This is one ignominious record that Goa could do without, but will have to now live with. As the nation gallops towards the deadline to be open defecation free (ODF), Goa is the State with the lowest ODF coverage according to the Swachh Bharat website. Who, when the target date was set in 2014, would have believed that Goa would be the State with the least coverage of open defecation free status as the deadline loomed near? In a highly literate State, with a small population and a compact area, we are unable to achieve a target that other States have managed quite easily. Goa stands at 5.87 percent of coverage, with not a single village declared totally open defecation free, and just 22 villages and nine gram panchayats in the process of being declared ODF.
Unbelievably, Goa in January this year was at zero percent where ODF is concerned and closest to the State were the Andaman and Nicobar Islands with 0.93 percent villages declared ODF. Today, the Union Territory of Andaman and Nicobar Islands is ranked as the Number 1 State for ODF coverage and Goa has struggled its way up to 5.73 per cent. If the islands in the Bay of Bengal could do it, why couldn’t Goa? The past reasons proffered of terrain being difficult hardly stand, as the Andaman and Nicobar Islands would have a much more difficult terrain to deal with. It obviously is a matter of having no will to get the job done.
Earlier this year, the State had given itself the deadline of attaining ODF status by October 2 this year. Now, faced with the reality that it cannot possibly have all its villages declared ODF by October 2, the State has extended the deadline for itself to December 19. To meet this new date, the Department of Urban Development has drafted a scheme for supply and installation of bio-digester toilets in the State.
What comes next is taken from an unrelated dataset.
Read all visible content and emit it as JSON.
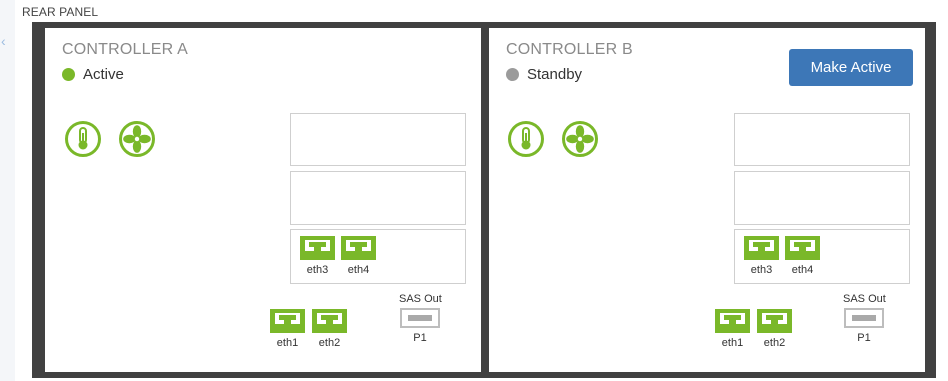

With the scheme still in the draft stage, and 70,000 toilets needed, even December 19, 2018, does not appear to be a deadline that the State will be in a position to meet. It has to complete the survey, then get the people to apply for the scheme and then install the bio-digester toilets. A tall task for a State that in the past few months has done precious little towards this.
Just look at the tardy pace of building toilets in the past four years. When the Swachh Bharat Mission had been announced in October 2014, the percentage of household toilets in the State stood at 60.72 percent that almost four years later, has risen to 76.22 percent. (This is the percentage of household toilets, while ODF coverage that the Swacch Bharat mission is looking at is villages that are ODF and the two percentages are not to be confused.) With such a slow pace of growth, there is little to inspire confidence that the State can reach 100 per cent ODF coverage within the next three months. Goa had earlier set itself the target date of December 2017, a deadline set by then Chief Minister Laxmikant Parsekar.
In this respect, Goa should have been the State to lead by example and have others follow it. That it failed where other larger States succeeded reflects on just how clumsily the administration takes up tasks. This is one challenge that the State has to now take up and meet. Consider this, despite a Central government mandated deadline, the government has been lethargic in taking up the mission ofbuilding toilets, so had it not been for the Swachh Bharat Mission, would Goa have remained without toilets for an even longer period? Development includes ensuring that the people have proper sanitary facilities, and here the government has failed.